Coming off a “mushroom-induced tour-of-the-mind journey,” Coyes builds landscapes for Dunis to paint with her dream-pop vocals. Echoing whispers present “Beautiful Son” overtop of bubbly synth that gives way to a blues-based solo reminiscent of something out of Velvet Underground album. Dunis’ play on the idea of a son/sun doesn’t come off as a tired mechanism either. Radiant, her vocals reflect the glow she speaks of seeing from the eyes & smile of her son.
However, with an album named Lucifer, it’s tough to think that there isn’t an underlying dark presence throughout. The maturity of this decision shows with the progression from 936 (2011’s release). “Cosmic Tide” puts that new found level on full display with a deep, organ heavy reggae induced movement. The sound is expansive, growing and warping with each passing second. The continuous wave of sound crashing is coupled with the chants of “stand on the shore / work with the sea” beautifully. Vocals travel around and throughout space while negative noise fills the silence.

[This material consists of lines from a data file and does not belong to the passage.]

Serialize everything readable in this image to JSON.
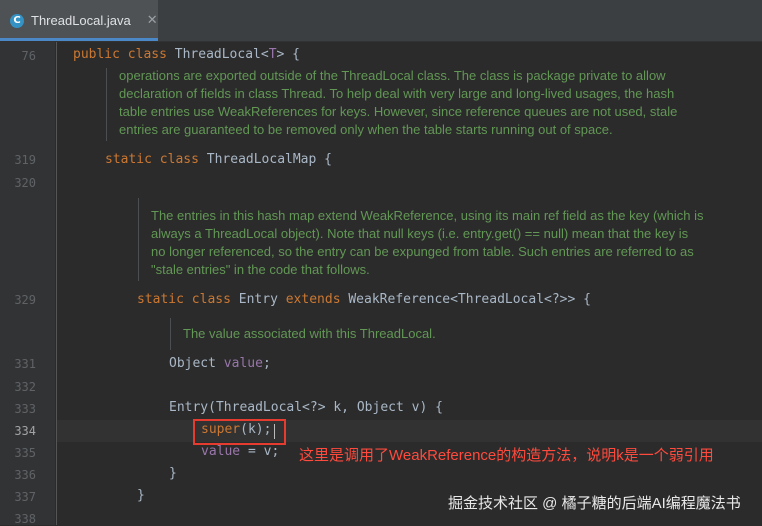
{
  "tab": {
    "title": "ThreadLocal.java",
    "icon": "C",
    "close": "✕"
  },
  "line_numbers": [
    "76",
    "319",
    "320",
    "329",
    "331",
    "332",
    "333",
    "334",
    "335",
    "336",
    "337",
    "338"
  ],
  "code": {
    "l76": {
      "kw1": "public",
      "kw2": "class",
      "name": "ThreadLocal<",
      "tp": "T",
      "tail": "> {"
    },
    "l319": {
      "kw1": "static",
      "kw2": "class",
      "name": "ThreadLocalMap {"
    },
    "l329": {
      "kw1": "static",
      "kw2": "class",
      "name": "Entry ",
      "kw3": "extends",
      "tail": " WeakReference<ThreadLocal<?>> {"
    },
    "l331": {
      "type": "Object ",
      "field": "value",
      "tail": ";"
    },
    "l333": {
      "text": "Entry(ThreadLocal<?> k, Object v) {"
    },
    "l334": {
      "kw": "super",
      "tail": "(k);"
    },
    "l335": {
      "field": "value",
      "tail": " = v;"
    },
    "l336": {
      "text": "}"
    },
    "l337": {
      "text": "}"
    }
  },
  "docs": {
    "d1": [
      "operations are exported outside of the ThreadLocal class. The class is package private to allow",
      "declaration of fields in class Thread. To help deal with very large and long-lived usages, the hash",
      "table entries use WeakReferences for keys. However, since reference queues are not used, stale",
      "entries are guaranteed to be removed only when the table starts running out of space."
    ],
    "d2": [
      "The entries in this hash map extend WeakReference, using its main ref field as the key (which is",
      "always a ThreadLocal object). Note that null keys (i.e. entry.get() == null) mean that the key is",
      "no longer referenced, so the entry can be expunged from table. Such entries are referred to as",
      "\"stale entries\" in the code that follows."
    ],
    "d3": [
      "The value associated with this ThreadLocal."
    ]
  },
  "annotation": "这里是调用了WeakReference的构造方法，说明k是一个弱引用",
  "watermark": "掘金技术社区 @ 橘子糖的后端AI编程魔法书",
  "colors": {
    "background": "#2b2b2b",
    "keyword": "#cc7832",
    "doc": "#629755",
    "annotation": "#e53c2f"
  }
}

Those sounds bleed over into the following track, “Midnight,” picking up an ominous overcast. Mostly spoken, the phrase “words are words,” blends in and out of the dark production. At this point, with the track named what it is, you could imagine this concept album of night music to be at its blackest. The moon is at its highest, the midnight sky swallowing all with only a few stars adding accents here and there. “LO HI” continues this style of heaviness but has its shining stars within the croons and giggles/cries of Dunis and Mikko. Coyes paints the dichotomous sounds with ease, sculpting ethereal vocals with a dub beat.
Lucifer has some flaws in its secluded style but its success lies in the fact that it captures a family’s love so fully. I would like to hear what’s sung a bit clearer but Dunis is able to portray the feeling that’s associated to the lyrics with ease. It’s a perfect direction to take from their previous effort; expanding on lo-fi sound while maintaining a feeling of endearment.